I am not a Thunderbird user and unfortunately, I don't have time to analyze the security issues involved with toggling proxy settings in that app. It likely suffers from similar (but not identical) state and proxy leak issues with html mail, embedded images, javascript, plugins and automatic network access. My recommendation is to create a completely separate Thunderbird profile for your Tor accounts and use that instead of trying to toggle proxy settings. But if you really like to roll fast and loose with your IP, you could try another proxy switcher like ProxyButton, SwitchProxy or FoxyProxy (if any of those happen to support thunderbird).
Blocking IPs in tor
Hi, how do i block unwanted IPs in TOR. Some one the tor nodes are malicious, they are injecting ActiveX in HTML code and modifies the data.
How do I block IPs doing this?
re: Blocking IPs in tor
Find the exit node and put it in "exclude nodes" in your torrc file.
However, you shouldn't be using a browser that honors activex through Tor. Your anonymity can be compromised through activex.
ExcludeNodes nick,nick,nick,n
ExcludeNodes
nick,nick,nick,nick,nick
TOR won't start when I write this in my torrc. Is there other way to write it or can I block whole countries? Like in this one; http://archives.seul.org/or/talk/Jul-2006/msg00079.html
Im running Windows btw.
exclude nodes
There isn't an easy way to do this in windows. In linux distros, there's tork.
Easier to block
Easier to block with.
ReachableAddresses reject x.x.x.x/16:*,accept *:80,accept *:443,reject *:*
is there somebody else who
is there somebody else who experienced this bug...?
I can´t uninstall
the program leaves xp-install/unistall-window but remain in the tray and keep sending up configuration-window.
how can I get rid of this version? (experimental vers)
I want the stable version instead...
best regards
mike
I can´t uninstall-problem solved!!
problem solved!
did manage to uninstall at last...
best regards
mike
ughhh
I can't figure out how to submit when I have tor enabled.
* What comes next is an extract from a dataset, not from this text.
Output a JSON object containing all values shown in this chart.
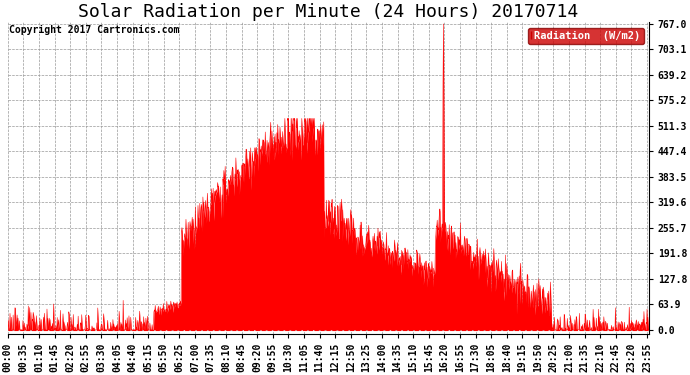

My form buttons don't work. I can't check email or anything.
Router Login continuously reloads "Status Webpage" only.
Router Login continuously reloads "Status Webpage" only.
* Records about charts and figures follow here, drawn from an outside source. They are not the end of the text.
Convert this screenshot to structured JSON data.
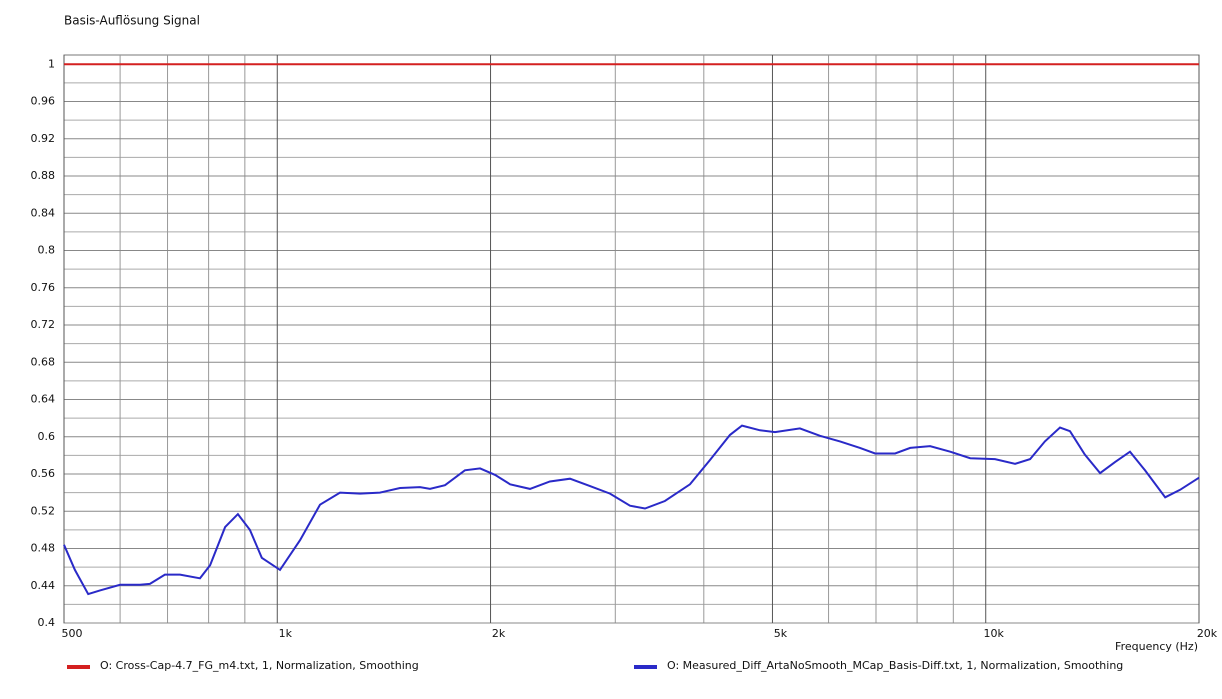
{
  "chart_data": {
    "type": "line",
    "title": "Basis-Auflösung Signal",
    "x_label": "Frequency  (Hz)",
    "x_log": true,
    "grid": true,
    "xlim": [
      500,
      20000
    ],
    "ylim": [
      0.4,
      1.01
    ],
    "xticks": [
      500,
      {
        "value": 1000,
        "label": "1k"
      },
      {
        "value": 2000,
        "label": "2k"
      },
      {
        "value": 5000,
        "label": "5k"
      },
      {
        "value": 10000,
        "label": "10k"
      },
      {
        "value": 20000,
        "label": "20k"
      }
    ],
    "minor_xticks": [
      600,
      700,
      800,
      900,
      3000,
      4000,
      6000,
      7000,
      8000,
      9000
    ],
    "yticks": [
      1,
      0.96,
      0.92,
      0.88,
      0.84,
      0.8,
      0.76,
      0.72,
      0.68,
      0.64,
      0.6,
      0.56,
      0.52,
      0.48,
      0.44,
      0.4
    ],
    "minor_yticks": [
      0.98,
      0.94,
      0.9,
      0.86,
      0.82,
      0.78,
      0.74,
      0.7,
      0.66,
      0.62,
      0.58,
      0.54,
      0.5,
      0.46,
      0.42
    ],
    "series": [
      {
        "name": "O: Cross-Cap-4.7_FG_m4.txt, 1, Normalization, Smoothing",
        "color": "#d42020",
        "x": [
          500,
          20000
        ],
        "values": [
          1,
          1
        ]
      },
      {
        "name": "O: Measured_Diff_ArtaNoSmooth_MCap_Basis-Diff.txt, 1, Normalization, Smoothing",
        "color": "#2a2ac8",
        "x": [
          500,
          518,
          541,
          562,
          600,
          640,
          661,
          694,
          729,
          778,
          804,
          844,
          880,
          915,
          951,
          1009,
          1077,
          1149,
          1226,
          1309,
          1396,
          1490,
          1590,
          1643,
          1725,
          1840,
          1933,
          2030,
          2131,
          2274,
          2426,
          2589,
          2763,
          2949,
          3147,
          3304,
          3525,
          3825,
          4081,
          4355,
          4528,
          4801,
          5042,
          5467,
          5835,
          6227,
          6645,
          6979,
          7448,
          7822,
          8347,
          8908,
          9507,
          10307,
          11000,
          11550,
          12120,
          12730,
          13150,
          13800,
          14500,
          15230,
          15980,
          16780,
          17920,
          18810,
          20000
        ],
        "values": [
          0.484,
          0.457,
          0.431,
          0.435,
          0.441,
          0.441,
          0.442,
          0.452,
          0.452,
          0.448,
          0.462,
          0.503,
          0.517,
          0.5,
          0.47,
          0.457,
          0.489,
          0.527,
          0.54,
          0.539,
          0.54,
          0.545,
          0.546,
          0.544,
          0.548,
          0.564,
          0.566,
          0.559,
          0.549,
          0.544,
          0.552,
          0.555,
          0.547,
          0.539,
          0.526,
          0.523,
          0.531,
          0.549,
          0.575,
          0.602,
          0.612,
          0.607,
          0.605,
          0.609,
          0.601,
          0.595,
          0.588,
          0.582,
          0.582,
          0.588,
          0.59,
          0.584,
          0.577,
          0.576,
          0.571,
          0.576,
          0.595,
          0.61,
          0.606,
          0.581,
          0.561,
          0.573,
          0.584,
          0.564,
          0.535,
          0.543,
          0.556
        ]
      }
    ]
  }
}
Temporary Solution: Disable both Torbutton and Firebug Plug-in extensions.
Can someone please explain why these two plug-in extensions cause the Dlink router status webpage to continuously reload? Is this a Dlink, Firefox or plug-in extension issue here?
It sounds like it's a dlink
It sounds like it's a dlink issue.
uninstall problem?
Hi ,I recently installed the stable download for windows xp but after I realised I had to use firefox I uninstalled it .Due to the recent net security flaw scare about network vulnerability I went on Doxpara and tested my system to see if my provider was patched and it keeps coming up with toorrr.com is trying to gain access to my ports ...is that you guys? could there be still remnants of the program on my pc after uninstall.
that's not us. It's the
that's not us. It's the domain Kaminsky used to test your dns.
Torbutton uninstalled: Cookies Still Not Accepted
Have uninstalled not just torbutton but all the related TOR suite, yet Mozilla Firefox still won't accepted needed cookies for such things as gmail. All the correct preferences in Mozilla for cookies are checked. Mozilla now twice reinstalled. Even Did a p[re-TOR System Restore. Cookies still not accepted.
Have switched back to IE, but would prefer Mozilla.
Any help appreciated.
check your settings
have you tried changing your cookie preferences?